L'homme à la figure ravagée eut
un rire où l'ironie grinça, comme une vieille porte dont les gonds
sont rouillés.
—La femme éducatrice de la
pitié!… s'écria-t-il… Oui, je connais l'antienne… C'est fort
employé dans une certaine littérature, et dans les cours de
philosophie salonnière… Mais toute son histoire, et, non seulement
son histoire, son rôle dans la nature et dans la vie, démentent
cette proposition, purement romanesque… Alors pourquoi
courent-elles, les femmes, aux spectacles de sang, avec la même
frénésie qu'à la volupté?… Pourquoi, dans la rue, au théâtre, à la
cour d'assises, à la guillotine, les voyez-vous tendre le col,
ouvrir des yeux avides aux scènes de torture, éprouver, jusqu'à
l'évanouissement, l'affreuse joie de la mort?… Pourquoi le seul nom
d'un grand meurtrier les fait-il frémir, jusque dans le tréfonds de
leur chair, d'une sorte d'horreur délicieuse?… Toutes, ou presque
toutes, elles rêvèrent de Pranzini… Pourquoi?…
—Allons donc!… s'exclama
l'illustre écrivain… les prostituées…
—Mais non, répliqua l'homme à la
figure ravagée… les grandes dames et les bourgeoises… C'est la même
chose… Chez les femmes, il n'y a pas de catégories morales, il n'y
a que des catégories sociales. Ce sont des femmes… Dans le peuple,
dans la haute et petite bourgeoisie, et jusque dans les couches
plus élevées de la société, les femmes se ruent à ces morgues
hideuses, à ces abjects musées du crime, que sont les feuilletons
du Petit Journal… Pourquoi?… C'est que les grands assassins ont
toujours été des amoureux terribles. Leur puissance génésique
correspond à leur puissance criminelle… Ils aiment comme ils
tuent!… Le meurtre naît de l'amour, et l'amour atteint son maximum
d'intensité par le meurtre… C'est la même exaltation physiologique…
ce sont les mêmes gestes d'étouffement, les mêmes morsures… et ce
sont souvent les mêmes mots, dans des spasmes identiques…
Il parlait avec effort, avec un
air de souffrir… et, à mesure qu'il parlait, ses yeux devenaient
plus mornes, les plis de son visage s'accentuaient davantage…
—La femme, verseuse d'idéal et de
pitié!… reprit-il… Mais les crimes les plus atroces sont presque
toujours l'œuvre de la femme… C'est elle qui les imagine, les
combine, les prépare, les dirige… Si elle ne les exécute pas de sa
main, souvent trop débile, on y retrouve, à leur caractère de
férocité, d'implacabilité, sa présence morale, sa pensée, son sexe…
«Cherchez la femme!» dit le sage criminaliste…
—Vous la calomniez!… protesta
l'illustre écrivain, qui ne put dissimuler un geste d'indignation.
Ce que vous nous donnez là pour des généralités, ce sont de très
rares exceptions… Dégénérescence, névrose, neurasthénie… parbleu!…

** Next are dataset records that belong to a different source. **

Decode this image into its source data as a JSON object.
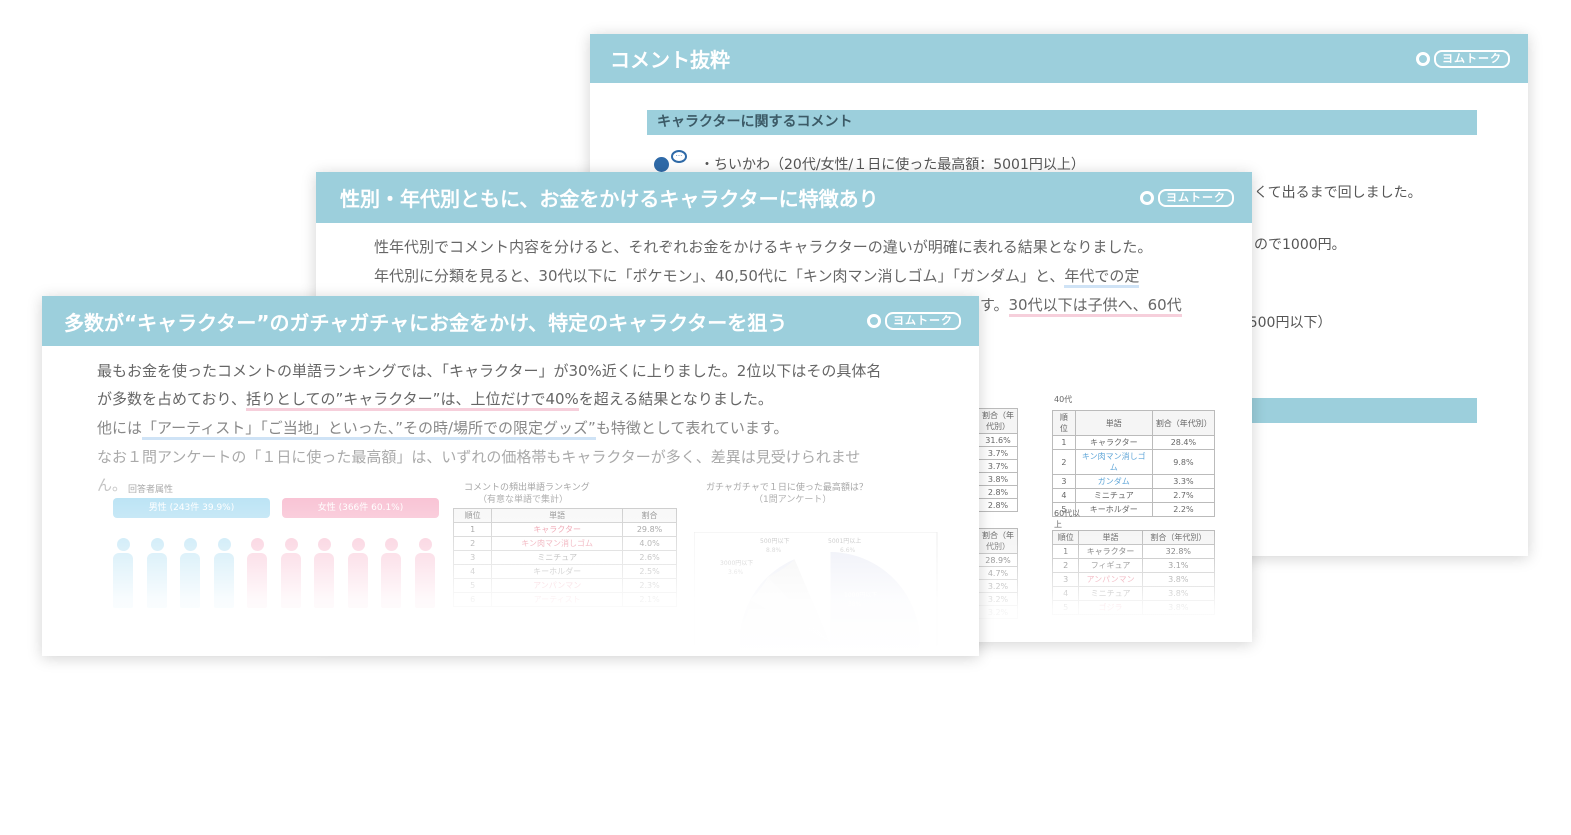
{
  "slide_back": {
    "title": "コメント抜粋",
    "logo": "ヨムトーク",
    "section_title": "キャラクターに関するコメント",
    "comments": [
      "・ちいかわ（20代/女性/１日に使った最高額：5001円以上）",
      "くて出るまで回しました。",
      "ので1000円。",
      "/500円以下）"
    ]
  },
  "slide_mid": {
    "title": "性別・年代別ともに、お金をかけるキャラクターに特徴あり",
    "logo": "ヨムトーク",
    "line1": "性年代別でコメント内容を分けると、それぞれお金をかけるキャラクターの違いが明確に表れる結果となりました。",
    "line2a": "年代別に分類を見ると、30代以下に「ポケモン」、40,50代に「キン肉マン消しゴム」「ガンダム」と、",
    "line2b": "年代での定",
    "line3a": "す。",
    "line3b": "30代以下は子供へ、60代",
    "label_40": "40代",
    "label_60": "60代以上",
    "table_headers": [
      "順位",
      "単語",
      "割合（年代別）"
    ],
    "left_col_header": "割合（年代別）",
    "left_values_top": [
      "31.6%",
      "3.7%",
      "3.7%",
      "3.8%",
      "2.8%",
      "2.8%"
    ],
    "left_values_bottom": [
      "28.9%",
      "4.7%",
      "3.2%",
      "3.2%",
      "3.2%"
    ],
    "table_40": [
      {
        "rank": "1",
        "word": "キャラクター",
        "pct": "28.4%"
      },
      {
        "rank": "2",
        "word": "キン肉マン消しゴム",
        "pct": "9.8%"
      },
      {
        "rank": "3",
        "word": "ガンダム",
        "pct": "3.3%"
      },
      {
        "rank": "4",
        "word": "ミニチュア",
        "pct": "2.7%"
      },
      {
        "rank": "5",
        "word": "キーホルダー",
        "pct": "2.2%"
      }
    ],
    "table_60": [
      {
        "rank": "1",
        "word": "キャラクター",
        "pct": "32.8%"
      },
      {
        "rank": "2",
        "word": "フィギュア",
        "pct": "3.1%"
      },
      {
        "rank": "3",
        "word": "アンパンマン",
        "pct": "3.8%"
      },
      {
        "rank": "4",
        "word": "ミニチュア",
        "pct": "3.8%"
      },
      {
        "rank": "5",
        "word": "ゴジラ",
        "pct": "3.8%"
      }
    ]
  },
  "slide_front": {
    "title": "多数が“キャラクター”のガチャガチャにお金をかけ、特定のキャラクターを狙う",
    "logo": "ヨムトーク",
    "p1": "最もお金を使ったコメントの単語ランキングでは、「キャラクター」が30%近くに上りました。2位以下はその具体名",
    "p2a": "が多数を占めており、",
    "p2b": "括りとしての”キャラクター”は、上位だけで40%",
    "p2c": "を超える結果となりました。",
    "p3a": "他には",
    "p3b": "「アーティスト」「ご当地」といった、”その時/場所での限定グッズ”",
    "p3c": "も特徴として表れています。",
    "p4": "なお１問アンケートの「１日に使った最高額」は、いずれの価格帯もキャラクターが多く、差異は見受けられませ",
    "p5": "ん。",
    "attr_label": "回答者属性",
    "male_label": "男性 (243件 39.9%)",
    "female_label": "女性 (366件 60.1%)",
    "ranking_title": "コメントの頻出単語ランキング",
    "ranking_sub": "（有意な単語で集計）",
    "pie_title": "ガチャガチャで１日に使った最高額は？",
    "pie_sub": "（1問アンケート）",
    "ranking_headers": [
      "順位",
      "単語",
      "割合"
    ],
    "ranking_rows": [
      {
        "rank": "1",
        "word": "キャラクター",
        "pct": "29.8%"
      },
      {
        "rank": "2",
        "word": "キン肉マン消しゴム",
        "pct": "4.0%"
      },
      {
        "rank": "3",
        "word": "ミニチュア",
        "pct": "2.6%"
      },
      {
        "rank": "4",
        "word": "キーホルダー",
        "pct": "2.5%"
      },
      {
        "rank": "5",
        "word": "アンパンマン",
        "pct": "2.3%"
      },
      {
        "rank": "6",
        "word": "アーティスト",
        "pct": "2.1%"
      }
    ],
    "pie_labels": [
      "500円以下",
      "5001円以上",
      "3000円以下",
      "1000円以下"
    ],
    "pie_pcts": [
      "8.8%",
      "6.6%",
      "3.6%",
      "38%"
    ],
    "male_color": "#a9dcf2",
    "female_color": "#f7b3c9"
  }
}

la femme n'est, pas plus que l'homme, réfractaire aux maladies
psychiques… bien que, chez elle, ces maladies prennent une forme
charmante et touchante, qui nous fait mieux comprendre la
délicatesse de son exquise sensibilité. Non, monsieur, vous êtes
dans une erreur lamentable, et, j'oserai dire, criminelle… Ce qu'il
faut admirer dans la femme, c'est au contraire le grand sens, le
grand amour qu'elle a de la vie, et qui, comme je le disais tout à
l'heure, trouve son expression définitive dans la pitié…
—Littérature!… monsieur,
littérature!… Et la pire de toutes.
—Pessimisme, monsieur!…
blasphème!… sottise!
—Je crois que vous vous trompez
tous les deux, interjeta un médecin… Les femmes sont bien plus
raffinées et complexes que vous ne le pensez… En incomparables
virtuoses, en suprêmes artistes de la douleur qu'elles sont, elles
préfèrent le spectacle de la souffrance à celui de la mort, les
larmes au sang. Et c'est une chose admirablement amphibologique où
chacun trouve son compte, car chacun peut tirer des conclusions
très différentes, exalter la pitié de la femme ou maudire sa
cruauté, pour des raisons pareillement irréfutables, et selon que
nous sommes, dans le moment, prédisposés à lui devoir de la
reconnaissance ou de la haine… Et puis, à quoi bon toutes ces
discussions stériles?… Puisque, dans la bataille éternelle des
sexes, nous sommes toujours les vaincus, que nous n'y pouvons rien…
et que tous, misogynes ou féministes, nous n'avons pas encore
trouvé, pour nous réjouir et nous continuer, un plus parfait
instrument de plaisir et un autre moyen de reproduction que la
femme?…
Mais l'homme à la figure ravagée,
faisait des gestes de violente dénégation:
—Écoutez-moi, dit-il… Les hasards
de la vie—et quelle vie fut la mienne!—m'ont mis en présence, non
pas d'une femme… mais de la femme. Je l'ai vue, libre de tous les
artifices, de toutes les hypocrisies dont la civilisation recouvre,
comme d'une parure de mensonge, son âme véritable… Je l'ai vue
livrée au seul caprice, ou, si vous aimez mieux, à la seule
domination de ses instincts, dans un milieu où rien, il est vrai,
ne pouvait les refréner, où tout, au contraire, se conjurait pour
les exalter… Rien ne me la cachait, ni les lois, ni les morales, ni
les préjugés religieux, ni les conventions sociales… C'est dans sa
vérité, dans sa nudité originelle, parmi les jardins et les
supplices, le sang et les fleurs, que je l'ai vue!… Quand elle
m'est apparue, j'étais tombé au plus bas de l'abjection humaine—du
moins je le pensais. Alors, devant ses yeux d'amour, devant sa
bouche de pitié, j'ai crié d'espérance, et j'ai cru… oui, j'ai cru
que par elle, je serais sauvé. Eh bien, ç'a été quelque chose
d'atroce!… La femme m'a fait connaître des crimes que j'ignorais,
des ténèbres où je n'étais pas encore descendu… Regardez mes yeux
morts, ma bouche qui ne sait plus parler, mes mains qui tremblent…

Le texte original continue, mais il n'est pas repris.